Matt Bieniek's Page


BP City Bowl-a-Thon

Chicago, Illinois

Matt Bieniek's Page

Bowling certainly has changed, hasn't it?  In the early days, most people thought it was a novelty, a fad that would burn itself out and be quickly forgotten.  Remember when tea dancing was the rage? 

It didn't help that most bowling alleys were in shady neighborhoods, set up by unscrupulous operators anywhere there was a long hallway and a pile of shoes.  These shady entrepreneurs would hire some local street urchins to act as pinboys, who worked in barbaric conditions, constantly diving out of the way of the amateur crankers, who had little control over the trajectory of the solid wooden bowling balls that were standard issue of the time.  Being too slow typically meant a fractured tibia or worse, which their Fagin-like boss would turn to his advantage, putting the wounded racker out in front of the building with a crutch and a tin cup to prey on the compassion of passers-by.

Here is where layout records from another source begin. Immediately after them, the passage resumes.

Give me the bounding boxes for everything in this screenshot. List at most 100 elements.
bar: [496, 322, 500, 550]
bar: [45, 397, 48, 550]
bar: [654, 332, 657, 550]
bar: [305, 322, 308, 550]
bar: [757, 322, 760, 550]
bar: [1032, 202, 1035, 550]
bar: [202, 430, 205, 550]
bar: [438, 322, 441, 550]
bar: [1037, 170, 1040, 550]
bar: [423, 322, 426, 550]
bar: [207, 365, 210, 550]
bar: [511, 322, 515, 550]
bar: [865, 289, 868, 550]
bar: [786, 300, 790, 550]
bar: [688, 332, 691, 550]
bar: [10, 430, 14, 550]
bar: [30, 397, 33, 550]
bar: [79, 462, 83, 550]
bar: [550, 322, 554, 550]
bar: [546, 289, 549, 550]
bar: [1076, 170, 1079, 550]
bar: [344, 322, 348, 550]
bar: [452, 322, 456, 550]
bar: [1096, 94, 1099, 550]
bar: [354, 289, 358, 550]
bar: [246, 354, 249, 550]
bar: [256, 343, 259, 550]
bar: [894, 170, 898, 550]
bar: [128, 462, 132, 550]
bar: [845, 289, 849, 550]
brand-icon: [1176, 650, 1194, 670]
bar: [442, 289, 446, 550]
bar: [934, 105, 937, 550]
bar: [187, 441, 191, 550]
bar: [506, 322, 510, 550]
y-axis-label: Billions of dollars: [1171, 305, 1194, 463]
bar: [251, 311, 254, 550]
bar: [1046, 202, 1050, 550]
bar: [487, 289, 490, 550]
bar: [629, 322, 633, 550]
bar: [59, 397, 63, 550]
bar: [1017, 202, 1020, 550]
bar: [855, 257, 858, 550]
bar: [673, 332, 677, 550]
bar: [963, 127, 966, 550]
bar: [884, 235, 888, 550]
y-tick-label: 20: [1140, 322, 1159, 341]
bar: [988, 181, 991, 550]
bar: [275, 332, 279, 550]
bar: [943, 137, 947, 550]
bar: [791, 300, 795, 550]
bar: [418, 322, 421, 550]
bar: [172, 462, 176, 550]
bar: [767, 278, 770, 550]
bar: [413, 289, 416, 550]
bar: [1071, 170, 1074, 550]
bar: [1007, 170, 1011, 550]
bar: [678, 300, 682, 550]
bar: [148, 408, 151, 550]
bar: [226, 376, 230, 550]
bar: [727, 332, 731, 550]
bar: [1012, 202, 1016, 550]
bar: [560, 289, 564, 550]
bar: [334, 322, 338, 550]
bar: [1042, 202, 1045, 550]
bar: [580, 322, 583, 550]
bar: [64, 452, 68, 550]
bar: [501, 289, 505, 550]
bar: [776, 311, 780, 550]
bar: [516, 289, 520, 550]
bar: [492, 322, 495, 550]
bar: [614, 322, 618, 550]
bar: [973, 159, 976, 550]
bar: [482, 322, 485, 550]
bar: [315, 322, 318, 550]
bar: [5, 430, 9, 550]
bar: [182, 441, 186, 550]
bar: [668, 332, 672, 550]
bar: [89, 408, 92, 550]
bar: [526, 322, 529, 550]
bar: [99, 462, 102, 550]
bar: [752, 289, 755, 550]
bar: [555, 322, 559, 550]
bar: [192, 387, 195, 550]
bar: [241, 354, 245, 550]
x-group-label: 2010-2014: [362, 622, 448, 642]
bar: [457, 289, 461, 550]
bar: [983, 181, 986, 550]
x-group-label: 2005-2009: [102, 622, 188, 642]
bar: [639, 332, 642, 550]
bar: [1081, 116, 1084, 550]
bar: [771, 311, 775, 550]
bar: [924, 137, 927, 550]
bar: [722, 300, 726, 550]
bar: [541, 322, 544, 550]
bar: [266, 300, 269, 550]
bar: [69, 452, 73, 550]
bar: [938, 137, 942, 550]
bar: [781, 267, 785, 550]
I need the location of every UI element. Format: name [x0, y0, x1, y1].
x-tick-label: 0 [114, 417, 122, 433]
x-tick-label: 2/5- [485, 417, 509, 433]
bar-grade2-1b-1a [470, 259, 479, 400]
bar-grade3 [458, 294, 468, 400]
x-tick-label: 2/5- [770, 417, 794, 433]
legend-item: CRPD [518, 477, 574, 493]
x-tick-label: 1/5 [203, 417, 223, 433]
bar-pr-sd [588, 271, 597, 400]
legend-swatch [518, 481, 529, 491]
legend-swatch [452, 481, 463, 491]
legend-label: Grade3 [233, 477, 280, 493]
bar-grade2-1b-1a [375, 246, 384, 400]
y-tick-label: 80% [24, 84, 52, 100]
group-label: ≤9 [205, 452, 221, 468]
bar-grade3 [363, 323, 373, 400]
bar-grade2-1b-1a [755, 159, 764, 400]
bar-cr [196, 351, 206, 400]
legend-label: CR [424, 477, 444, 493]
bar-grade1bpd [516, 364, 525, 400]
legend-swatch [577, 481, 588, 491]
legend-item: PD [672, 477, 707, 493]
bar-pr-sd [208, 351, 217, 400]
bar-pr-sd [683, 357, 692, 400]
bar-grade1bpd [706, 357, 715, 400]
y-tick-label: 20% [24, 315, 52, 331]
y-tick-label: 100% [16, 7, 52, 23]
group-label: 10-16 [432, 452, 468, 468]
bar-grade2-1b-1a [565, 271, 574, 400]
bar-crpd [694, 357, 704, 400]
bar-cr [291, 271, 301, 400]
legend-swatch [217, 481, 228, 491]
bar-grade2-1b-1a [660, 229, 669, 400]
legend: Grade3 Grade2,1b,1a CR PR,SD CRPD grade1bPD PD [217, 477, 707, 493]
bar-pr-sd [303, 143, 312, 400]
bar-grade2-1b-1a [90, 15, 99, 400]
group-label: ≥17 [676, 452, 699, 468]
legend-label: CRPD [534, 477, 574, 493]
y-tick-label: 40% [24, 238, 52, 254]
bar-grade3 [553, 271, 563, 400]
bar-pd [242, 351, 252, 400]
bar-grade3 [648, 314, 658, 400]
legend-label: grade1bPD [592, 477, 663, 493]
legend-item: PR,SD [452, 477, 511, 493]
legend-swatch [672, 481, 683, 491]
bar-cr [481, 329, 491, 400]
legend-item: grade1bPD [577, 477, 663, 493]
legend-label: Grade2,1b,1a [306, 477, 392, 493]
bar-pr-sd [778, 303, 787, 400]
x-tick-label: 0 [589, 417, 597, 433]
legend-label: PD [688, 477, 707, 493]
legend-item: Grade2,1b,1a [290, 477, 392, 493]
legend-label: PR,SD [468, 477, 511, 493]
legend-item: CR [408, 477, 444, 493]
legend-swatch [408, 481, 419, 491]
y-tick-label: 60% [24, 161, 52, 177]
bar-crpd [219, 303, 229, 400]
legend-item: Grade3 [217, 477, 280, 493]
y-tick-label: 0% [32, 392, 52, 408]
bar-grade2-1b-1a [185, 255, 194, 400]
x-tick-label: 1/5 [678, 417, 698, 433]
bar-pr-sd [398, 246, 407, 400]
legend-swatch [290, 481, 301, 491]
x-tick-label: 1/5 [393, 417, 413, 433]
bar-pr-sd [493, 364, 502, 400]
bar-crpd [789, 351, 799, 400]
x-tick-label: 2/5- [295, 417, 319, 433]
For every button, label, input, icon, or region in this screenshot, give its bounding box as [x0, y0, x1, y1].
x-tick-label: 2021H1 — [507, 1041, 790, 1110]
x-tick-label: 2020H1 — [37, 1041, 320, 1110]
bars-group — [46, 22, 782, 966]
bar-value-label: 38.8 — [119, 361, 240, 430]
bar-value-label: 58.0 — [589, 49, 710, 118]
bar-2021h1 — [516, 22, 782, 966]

The introduction of the automated pinspotter by America Machine and Foundry Company in 1952 went a long way towards doing away with these loathsome proprietors and the beastly treatment of their charges.  The automated pinspotter was rapidly followed by two other great innovations in the game, the polyester bowling shirt and television.  Sports were an integral part of the early broadcast day, and shows like Championship Bowling and Bowling for Dollars proved early-on that people would indeed watch anything on TV.

Soon, family-friendly bowling alleys were popping up everywhere.  It was the golden age of bowling, where professional bowlers, a concept unheard-of in the early part of the century, were getting rock star treatment.  Dads dreamt of their sons and daughters becoming pro bowlers, making the kind of money that would allow them to take care of their parents well into retirement.  Bowling alleys became bigger and more opulent.  They were the entertainment hub of the neighborhood, where anyone who could pull off a 7-ten split would be cheered by his neighbors as a hero.

Bowling-mania has cooled a bit in recent years, as the advent of Texas Hold'em and Professional Rock-Paper-Scissors has replaced it on television, but the introduction several years ago of Wii Bowling has given rise to a new breed of bowler.  People who have never set foot in a bowling alley can now talk with authority about strategies for handling Grandma's Teeth or dealing with a Baby Split with Company, and they can suffer the effects of bowler's elbow without ever lifting a ball! 

But these virtual bowlers are missing out on some of the big benefits of bowling on a real lane, and of course I'm talking about the wide variety of interesting footwear available to the actual bowler.  There is also the character-building real humiliation of throwing consecutive gutter balls in the physical presence of your friends and neighbors, instead of just on the flat-screen TV of that 14 year-old Swedish kid who keeps taunting you on-line.  Best of all, you frequently get to experience the joys and humiliations of bowling in the real world in the service of a good cause, as at a bowl-a-thon.

I'm proud to be participating in this years' BP Bowl-a-thon to benefit Junior Achievement.  The date is May 14th, and I'm asking everyone to pledge a couple of bucks toward this worthwhile organization.  Think of your donation as a memorial to those filthy little ragamuffins who used to risk life and limb to stand up crude wooden bobbins for your ancestors to try to topple.  They earned your support.

Junior Achievement of Chicago is an educational non-profit bringing financial literacy, work readiness, and entrepreneurship programs into classrooms from kindergarten through high school. JA of Chicago is the largest JA office of more than 120 area offices in the United States and reached an all-time high of 445,460 students during the 2012-2013 school year. More information is available about JA at

Note: All funds raised by BP Employees will be matched by the BP Matching Foundation.

Bowling in the real world.  A proud tradition.